I had to move on; my supporting hip was cramping. I made it down to the handicap stall and took a seat, as much to rest at this point as anything else. When I finally thought I could stand, I reveled in the joyous presence of sturdy handholds to help me get up—that right hip ligament had about had it, and I still had ahead of me a long return journey.

I went to the nearest sink to wash my hands. There were no towels or dryers in sight. My mother pointed them out—to get to them, in a separate section, I'd have to backtrack.

To hell with that. In addition to the extra effort, other women had wet the floor with water from their hands while getting to the dryers. It didn't look at all safe for one who had to rely on hopping, or using a walking aid. An aid whose use, of course, required dry hands.

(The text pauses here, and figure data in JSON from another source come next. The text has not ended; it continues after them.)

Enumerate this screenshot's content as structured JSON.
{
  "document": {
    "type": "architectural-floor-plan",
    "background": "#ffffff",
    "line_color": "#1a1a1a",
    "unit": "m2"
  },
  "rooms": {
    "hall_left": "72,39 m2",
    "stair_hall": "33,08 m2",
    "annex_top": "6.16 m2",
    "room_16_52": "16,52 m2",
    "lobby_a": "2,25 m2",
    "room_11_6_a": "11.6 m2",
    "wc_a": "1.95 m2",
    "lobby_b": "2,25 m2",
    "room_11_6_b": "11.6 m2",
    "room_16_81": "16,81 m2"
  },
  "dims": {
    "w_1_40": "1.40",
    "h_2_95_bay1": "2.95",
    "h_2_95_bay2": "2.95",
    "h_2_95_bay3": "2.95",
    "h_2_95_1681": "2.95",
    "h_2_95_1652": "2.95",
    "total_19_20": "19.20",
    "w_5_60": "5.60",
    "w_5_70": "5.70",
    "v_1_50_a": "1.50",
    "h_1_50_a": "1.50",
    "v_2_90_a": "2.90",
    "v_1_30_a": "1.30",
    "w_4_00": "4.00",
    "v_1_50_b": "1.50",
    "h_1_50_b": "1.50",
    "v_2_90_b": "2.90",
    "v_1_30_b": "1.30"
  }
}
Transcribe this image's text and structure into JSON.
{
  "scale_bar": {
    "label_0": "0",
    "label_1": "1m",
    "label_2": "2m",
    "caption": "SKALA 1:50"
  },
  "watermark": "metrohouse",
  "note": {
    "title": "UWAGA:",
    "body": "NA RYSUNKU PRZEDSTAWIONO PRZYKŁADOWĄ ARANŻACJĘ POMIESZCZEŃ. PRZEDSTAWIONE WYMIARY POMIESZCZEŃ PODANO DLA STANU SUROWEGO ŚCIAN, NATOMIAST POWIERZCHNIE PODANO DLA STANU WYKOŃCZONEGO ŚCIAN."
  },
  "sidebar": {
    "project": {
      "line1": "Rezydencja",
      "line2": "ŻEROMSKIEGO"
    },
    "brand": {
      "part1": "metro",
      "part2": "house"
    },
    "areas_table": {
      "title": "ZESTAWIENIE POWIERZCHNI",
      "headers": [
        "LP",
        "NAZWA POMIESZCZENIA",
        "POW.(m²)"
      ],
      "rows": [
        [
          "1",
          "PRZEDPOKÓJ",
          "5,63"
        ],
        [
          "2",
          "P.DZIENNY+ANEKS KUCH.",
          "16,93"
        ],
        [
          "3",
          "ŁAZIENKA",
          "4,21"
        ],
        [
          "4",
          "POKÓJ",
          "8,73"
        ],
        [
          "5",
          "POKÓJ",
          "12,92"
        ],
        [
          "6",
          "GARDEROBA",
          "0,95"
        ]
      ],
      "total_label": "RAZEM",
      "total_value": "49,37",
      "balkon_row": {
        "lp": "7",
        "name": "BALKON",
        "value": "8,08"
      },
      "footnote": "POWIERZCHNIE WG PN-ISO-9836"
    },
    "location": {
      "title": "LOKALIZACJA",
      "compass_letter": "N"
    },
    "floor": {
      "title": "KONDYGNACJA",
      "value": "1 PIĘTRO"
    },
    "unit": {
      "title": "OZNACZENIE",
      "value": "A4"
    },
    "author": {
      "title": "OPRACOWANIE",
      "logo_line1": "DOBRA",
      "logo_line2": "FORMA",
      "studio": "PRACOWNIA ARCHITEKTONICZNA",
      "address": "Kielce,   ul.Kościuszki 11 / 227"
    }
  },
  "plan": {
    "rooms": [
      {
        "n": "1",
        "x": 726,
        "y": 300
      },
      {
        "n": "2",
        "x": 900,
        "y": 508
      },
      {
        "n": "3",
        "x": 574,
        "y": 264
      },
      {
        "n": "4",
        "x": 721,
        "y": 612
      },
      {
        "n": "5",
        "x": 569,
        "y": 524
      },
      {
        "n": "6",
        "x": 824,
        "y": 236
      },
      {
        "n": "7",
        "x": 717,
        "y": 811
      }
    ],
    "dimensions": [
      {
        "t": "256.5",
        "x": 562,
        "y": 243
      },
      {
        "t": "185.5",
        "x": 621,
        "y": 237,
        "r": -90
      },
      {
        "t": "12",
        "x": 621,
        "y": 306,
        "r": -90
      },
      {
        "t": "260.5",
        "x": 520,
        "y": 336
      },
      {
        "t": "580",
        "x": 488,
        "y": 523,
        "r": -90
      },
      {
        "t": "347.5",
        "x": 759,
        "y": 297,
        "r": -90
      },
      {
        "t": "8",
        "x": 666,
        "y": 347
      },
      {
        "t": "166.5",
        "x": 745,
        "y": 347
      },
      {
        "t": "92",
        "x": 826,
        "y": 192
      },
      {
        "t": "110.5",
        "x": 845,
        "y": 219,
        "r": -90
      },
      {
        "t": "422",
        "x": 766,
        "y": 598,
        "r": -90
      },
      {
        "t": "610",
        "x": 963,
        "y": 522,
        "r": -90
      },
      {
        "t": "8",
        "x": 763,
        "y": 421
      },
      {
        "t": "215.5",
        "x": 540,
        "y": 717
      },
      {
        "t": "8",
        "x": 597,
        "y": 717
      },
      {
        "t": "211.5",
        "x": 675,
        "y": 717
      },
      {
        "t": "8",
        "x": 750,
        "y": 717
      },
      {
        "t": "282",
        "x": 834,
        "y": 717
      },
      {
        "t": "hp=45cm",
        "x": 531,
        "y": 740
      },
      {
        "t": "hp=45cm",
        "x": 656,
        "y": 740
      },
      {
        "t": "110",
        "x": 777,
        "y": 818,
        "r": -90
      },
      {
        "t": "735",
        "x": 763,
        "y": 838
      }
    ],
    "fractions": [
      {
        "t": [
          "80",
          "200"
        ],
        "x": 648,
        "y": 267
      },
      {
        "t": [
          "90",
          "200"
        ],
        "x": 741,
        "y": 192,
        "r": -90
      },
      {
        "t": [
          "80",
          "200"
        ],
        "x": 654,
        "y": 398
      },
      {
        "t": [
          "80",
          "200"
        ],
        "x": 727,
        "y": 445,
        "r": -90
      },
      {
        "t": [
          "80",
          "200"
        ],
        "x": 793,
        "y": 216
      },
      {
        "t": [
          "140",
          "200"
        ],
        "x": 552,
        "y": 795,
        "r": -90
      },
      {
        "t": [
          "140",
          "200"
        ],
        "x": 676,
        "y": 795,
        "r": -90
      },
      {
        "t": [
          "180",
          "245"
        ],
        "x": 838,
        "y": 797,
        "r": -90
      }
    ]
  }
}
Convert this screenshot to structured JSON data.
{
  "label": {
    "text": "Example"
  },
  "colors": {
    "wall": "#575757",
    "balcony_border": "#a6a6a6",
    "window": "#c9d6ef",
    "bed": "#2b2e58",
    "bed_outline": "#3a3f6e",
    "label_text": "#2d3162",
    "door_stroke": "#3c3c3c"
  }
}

So I wiped my wet hands all over my pants and began the long trek back to the car, looking to all the world as if I hadn't made my destination after all.

8 comments:

Doug Gallow, AIA said...

This is the problem we face everyday as designers who utilize universal design in our design solutions. You have now experienced the problems that exist when the ADA and real world collide! The ADA is the low bar, not the silver bullet. So many design professionals don't "walk in your shoes" when designing. Travel distance is often overlooked as is fixture placement (as you found out with the paper towel dispenser and blowdryers. So restrooms often have puddles of dripped water on the floor from people trying to find the trash cans; a very hazardous condition (you know about slipping on wet surfaces, right?). The real irony is these kind of issues are only going to become more prominent as the boomers age. Mobility problems are only exaggerated by today's problems of diabetes and obesity. Just look around and see the problems we are all encountering!

Unknown said...

Wow ! what an interesting blog.Thanks for sharing this information.Your information is really informative for us.
Nice blog on handicap bathroom design.
Keep sharing more & more.....

Kathryn Craft said...

Doug: Had to laugh at your comment that ADA is the "low bar"--shimmying under a bar is about the only thing I didn't have to do to get to that toilet stall!

I really appreciate your thoughtful response.

Kathryn Craft said...

Thanks for stopping in, Mark!

nancy oarneire graham said...

I wonder when someone will design a sink with a high-power blow dryer right above it or next to the faucet so we don't have to drip all over the floor?

nancy oarneire graham said...

After reading Doug's post: a bathroom design for a population that routinely squats (and so has a high percentage of people able to do it), and eats a diet unlikely to lead to diabetes and obesity, would look very different. So do you design one thing for all needs or different things for different needs?

I exempt the dripping on floor issue from this question, since that will affect everyone.